[alsa-devel] [PATCH] ASoC: omap-mcbsp: Add PM QoS support for McBSP to prevent glitches

Mon Sep 5 09:53:28 CEST 2016

On 09/02/16 23:40, Tony Lindgren wrote:
> * Peter Ujfalusi <peter.ujfalusi at ti.com> [160902 12:39]:
>> On 09/02/2016 05:56 PM, Tony Lindgren wrote:
>>> That's because the hardware or a timer triggers the next dma automagically
>>> so we don't need to do anything.
>>
>> McBSP is triggering thee DMA request. In case of non OMAP3.McBSP2 the time
>> between them is shorter than 1.45ms. as the maximum FIFO size is 128. But in
>> your case you also have threshold of 128, which means that we have DMA
>> requests coming in every 1.45ms.
>> In theory no audio should be working on OMAP3 if we can hit C7 runtime.
> 
> I agree C7 audio playback should only work if the external audio chip
> is buffering. And there needs to be a wakeup event from the external
> audio chip based on the external audio fifo threshold to wake up the
> SoC and queue up more data. Or a hrtimer in the external audio chip
> that wakes up the SoC and McBSP.

The only C state we can not take is where the McBSP would need context
save/restore... In that case the McBSP FIFO will be lost and there is no way
to recover that. If the external chip has FIFO we could try to somehow make
sure that at the end of a codec FIFO fill the McBSP FIFO is empty. I don't
think it is possible at all.
Another way is to check the amount of data in the FIFO before off and with CPU
try to write back the data from the ALSA buffer - from DMA point we step back
and read the data... But if it is in period boundary, the previous period
might be already updated -> corrupted audio. The sDMA also have internal FIFO
which holds unknown amount of data -> audio corruption, etc.

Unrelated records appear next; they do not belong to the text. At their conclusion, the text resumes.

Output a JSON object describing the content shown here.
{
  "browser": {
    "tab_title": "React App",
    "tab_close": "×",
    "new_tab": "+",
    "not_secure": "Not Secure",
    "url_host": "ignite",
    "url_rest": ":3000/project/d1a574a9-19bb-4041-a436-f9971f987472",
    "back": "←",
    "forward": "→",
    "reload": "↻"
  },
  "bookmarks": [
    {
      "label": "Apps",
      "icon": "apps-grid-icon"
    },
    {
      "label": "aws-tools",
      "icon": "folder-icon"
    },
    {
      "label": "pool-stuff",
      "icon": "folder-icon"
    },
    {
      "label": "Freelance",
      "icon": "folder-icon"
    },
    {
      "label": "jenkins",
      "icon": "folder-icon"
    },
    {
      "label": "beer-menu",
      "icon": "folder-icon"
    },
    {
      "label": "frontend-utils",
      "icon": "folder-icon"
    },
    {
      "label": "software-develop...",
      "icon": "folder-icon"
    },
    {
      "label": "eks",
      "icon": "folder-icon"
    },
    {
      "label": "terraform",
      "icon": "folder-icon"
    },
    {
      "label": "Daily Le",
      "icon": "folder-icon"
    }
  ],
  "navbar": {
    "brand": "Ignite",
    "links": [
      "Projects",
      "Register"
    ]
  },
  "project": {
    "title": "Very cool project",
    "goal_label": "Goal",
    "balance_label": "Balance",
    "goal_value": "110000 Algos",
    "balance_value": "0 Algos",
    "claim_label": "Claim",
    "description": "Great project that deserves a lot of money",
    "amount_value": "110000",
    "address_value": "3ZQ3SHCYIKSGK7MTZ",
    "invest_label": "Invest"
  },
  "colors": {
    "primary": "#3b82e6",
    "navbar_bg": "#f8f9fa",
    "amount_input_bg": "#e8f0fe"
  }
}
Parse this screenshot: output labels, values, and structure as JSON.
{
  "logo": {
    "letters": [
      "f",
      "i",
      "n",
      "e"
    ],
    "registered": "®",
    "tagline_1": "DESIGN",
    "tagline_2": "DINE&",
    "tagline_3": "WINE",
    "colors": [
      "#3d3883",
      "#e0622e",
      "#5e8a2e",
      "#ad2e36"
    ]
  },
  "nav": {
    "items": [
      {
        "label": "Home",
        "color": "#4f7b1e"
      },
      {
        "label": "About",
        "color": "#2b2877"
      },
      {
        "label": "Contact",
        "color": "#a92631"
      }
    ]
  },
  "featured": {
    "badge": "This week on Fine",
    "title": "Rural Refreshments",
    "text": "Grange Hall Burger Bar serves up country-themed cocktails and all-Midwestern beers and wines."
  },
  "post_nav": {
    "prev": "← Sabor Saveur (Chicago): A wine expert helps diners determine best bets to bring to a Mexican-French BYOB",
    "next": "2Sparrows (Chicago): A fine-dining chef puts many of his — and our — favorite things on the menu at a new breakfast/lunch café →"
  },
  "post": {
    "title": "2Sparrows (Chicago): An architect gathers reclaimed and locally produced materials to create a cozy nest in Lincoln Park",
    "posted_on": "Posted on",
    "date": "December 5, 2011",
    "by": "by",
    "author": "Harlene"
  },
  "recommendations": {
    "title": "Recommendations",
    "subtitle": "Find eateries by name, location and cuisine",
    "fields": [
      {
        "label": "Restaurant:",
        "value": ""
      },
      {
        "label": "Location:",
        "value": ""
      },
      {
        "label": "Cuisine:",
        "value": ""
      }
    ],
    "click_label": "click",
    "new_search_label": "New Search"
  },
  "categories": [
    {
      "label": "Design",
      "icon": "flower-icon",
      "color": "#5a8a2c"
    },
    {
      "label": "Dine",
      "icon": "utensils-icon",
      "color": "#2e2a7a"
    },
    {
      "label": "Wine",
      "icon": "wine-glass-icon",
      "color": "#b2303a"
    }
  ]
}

If the codec does not have FIFO, we can not hit a C state where McBSP would be
off at all.

>>>> Sure, we will not going to be able to hit C6 with this based on the numbers we
>>>> have in cpuidle34xx.c, but I have no view on how those numbers were calculated...
>>>
>>> Right, but we don't need to block C6 because of the hardware and/or Linux
>>> timers doing things for us :)
>>
>> But the correct QoS latency for McBSP is the one which would ensure that the
>> FIFO will be not drained. This is the whole point of PM_QOS. And that is:
>> (1000/sampling_rate) * ((FIFOsize - threshold) / channels)
>> In case of playback
>>
>> On OMAP3.McBSP2 for example (44.1KHz, stereo):
>> FIFO threshold 128
>>  - DMA request will be triggered when 128 slots are free in the FIFO
>>  - at that point we have still 1152 words in the FIFO.
>>  - if the C wakeup latency is longer then what it takes to play out the
>> samples from the FIFO (13.06ms), we will drain the FIFO and got underflow.
>>  - in this case the QOS should be set as 13.06ms
>>
>> FIFO threshold 1024
>>  - DMA request will be triggered when 1024 slots are free in the FIFO
>>  - at that point we have still 256 words in the FIFO.
>>  - if the C wakeup latency is longer then what it takes to play out the
>> samples from the FIFO (2.9ms), we will drain the FIFO and got underflow.
>>  - in this case the QOS should be 2.9ms
>>
>> On other McBSPs with 128 word FIFO the required latency is shorter to ensure
>> we don't drain the FIFO.
>>
>> IMHO if the driver sets the PM_QOS, it should set it in a way it is needing it
>> and not to work around system issues.
> 
> Hmm well actually with the fifo threshold your calculations above
> start making some sense. The missing piece is that we will never hit
> off mode until DMA is done. So the true worst case would be:
> 
> - 2.9 - 13.06 ms for the fifo threshold minus dma setup time
> - plus the time it takes to complete the fifo fill with dma
>   as dma will keep the SoC active
> - plus the time it takes to idle the dma after the last fifo fill
>   as the dma will keep SoC active

Yeah, I have done this calculations for the DADC33 mode7LP mode :D

While the calculation is correct for the wake latency requirements, there is a
flip side:
FIFO threshold 128:
- wake threshold is ~13.06ms to ensure that we don't drain the FIFO
- DMA requests are coming at 1.45ms rate.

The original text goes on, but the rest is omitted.